Sep 23 - Albuquerque Journal

Senate Bill Includes Needed Cash for N.M.

A dispute over how to pay to get rid of nuclear waste has stalled Senate action on the Department of Energy's budget, raising the possibility of budget cuts.

"We're at loggerheads," said Sen. Pete Domenici, R-N.M.

The Bush administration wants Congress to dip into the Nuclear Waste Fund, which holds billions of dollars collected from nuclear utilities.

Congress has balked, meaning it can either cut the nuclear waste program, or cut somewhere else in the DOE budget.

Energy Department funding is critical in New Mexico. The department will spend $4 billion this year in New Mexico -- more than any other state. Only Washington state, with its massive Hanford nuclear reservation, and the District of Columbia, site of DOE's headquarters, come close.
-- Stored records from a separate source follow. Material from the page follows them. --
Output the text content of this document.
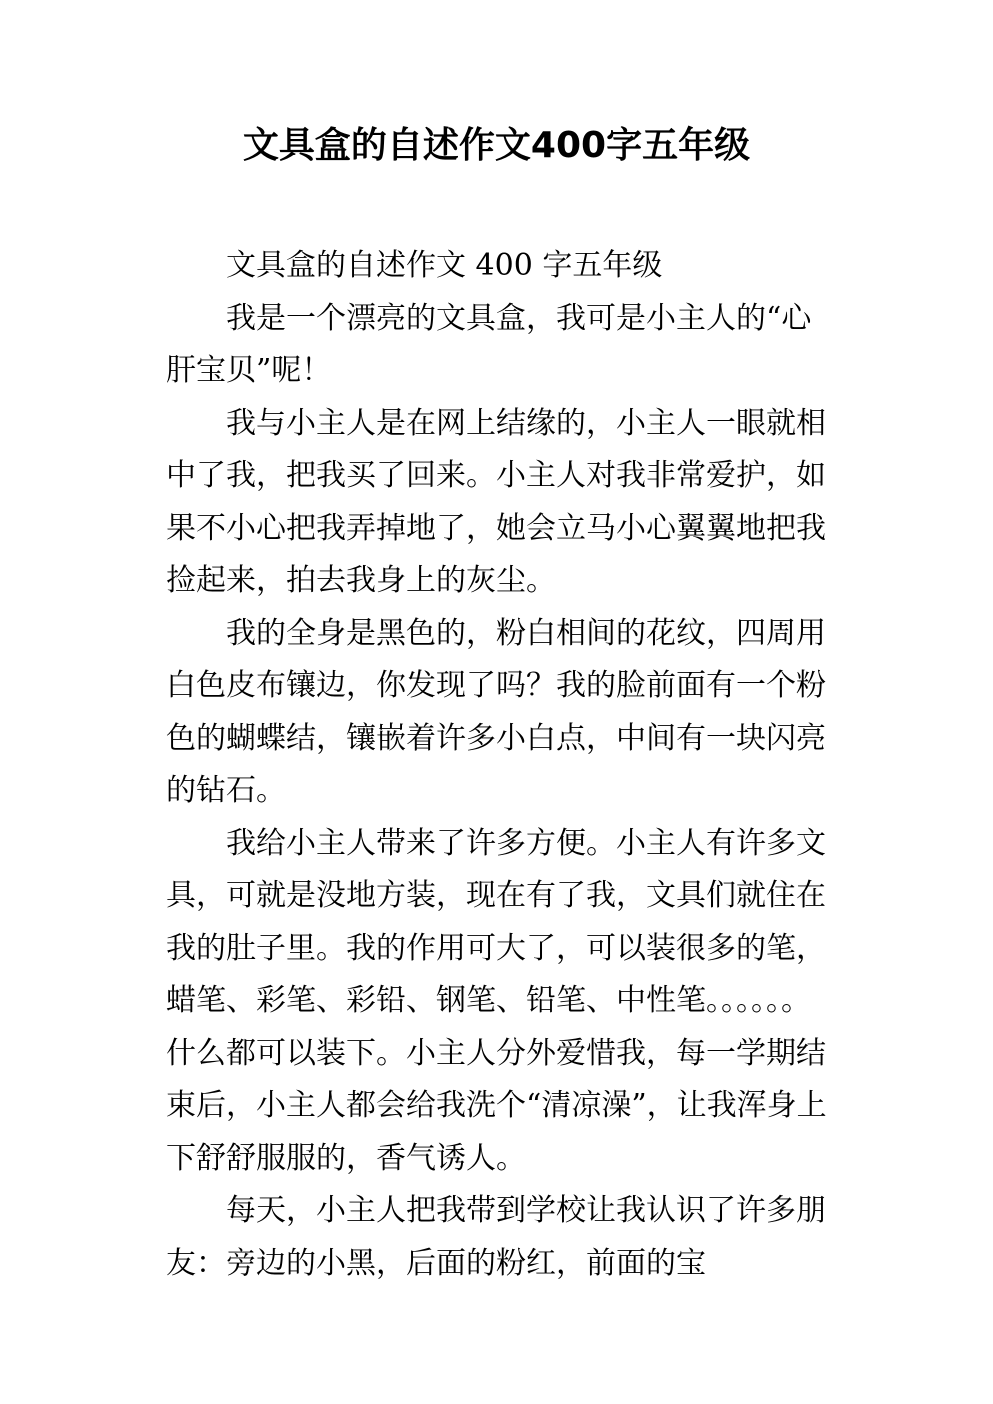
文具盒的自述作文400字五年级

文具盒的自述作文 400 字五年级

我是一个漂亮的文具盒，我可是小主人的“心肝宝贝”呢！

我与小主人是在网上结缘的，小主人一眼就相中了我，把我买了回来。小主人对我非常爱护，如果不小心把我弄掉地了，她会立马小心翼翼地把我捡起来，拍去我身上的灰尘。

我的全身是黑色的，粉白相间的花纹，四周用白色皮布镶边，你发现了吗？我的脸前面有一个粉色的蝴蝶结，镶嵌着许多小白点，中间有一块闪亮的钻石。

我给小主人带来了许多方便。小主人有许多文具，可就是没地方装，现在有了我，文具们就住在我的肚子里。我的作用可大了，可以装很多的笔，蜡笔、彩笔、彩铅、钢笔、铅笔、中性笔。。。。。。什么都可以装下。小主人分外爱惜我，每一学期结束后，小主人都会给我洗个“清凉澡”，让我浑身上下舒舒服服的，香气诱人。

每天，小主人把我带到学校让我认识了许多朋友：旁边的小黑，后面的粉红，前面的宝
At issue in the budget fight is $750 million for work at Yucca Mountain, a mine being dug in the Nevada desert to dispose of highly radioactive spent fuel from nuclear power plants.

Since Congress passed the Nuclear Waste Policy Act in 1982, utilities that generate electricity with nuclear power have paid into the Nuclear Waste Fund, which would eventually be used to dispose of spent nuclear fuel.

One-tenth of a cent is charged for every kilowatt hour of nuclear- generated electricity.

More than $15 billion sits in the fund, according to Steve Kerekes of the Nuclear Energy Institute, an industry advocacy group.

The Bush administration this year asked Congress to use some of the fund to pay for more work at Yucca Mountain.

Congress has so far been unwilling to go along.

In the House of Representatives, the Energy and Water Appropriations Subcommittee chose to slash the Yucca Mountain budget, giving the Bush administration just $130 million of the $880 million it requested, leaving the $750 million gap.

Other differences exist between the House bill and the Senate spending plan Domenici wants to put forward. In particular, the House bill would cut money for key nuclear weapon programs favored by the Bush administration.

The administration wants money to begin designing a new nuclear weapon to attack underground bunkers and money to make advance preparations in case a resumption of nuclear weapons tests is needed.

The bill passed by the House cuts money for both efforts.

In a Sept. 8 letter to congressional leaders, Energy Secretary Spencer Abraham and Defense Secretary Donald Rumsfeld complained that the House cuts "are contrary to our efforts to transform the U.S. nuclear stockpile to be smaller and more responsive to the threats we may face in the 21st century."

But the Yucca Mountain dispute is responsible for the battle currently being fought behind the scenes, Domenici acknowledged.

The Senate Energy and Water Appropriations Subcommittee, chaired by Domenici, has not produced a bill, repeatedly postponing action as Domenici tries to find a workable compromise.

Domenici, in a telephone interview last week, expressed his options in stark terms. He can either slash the Yucca Mountain budget -- something sure to draw strong opposition from congressional colleagues -- or "take it away from everything else" in the DOE budget.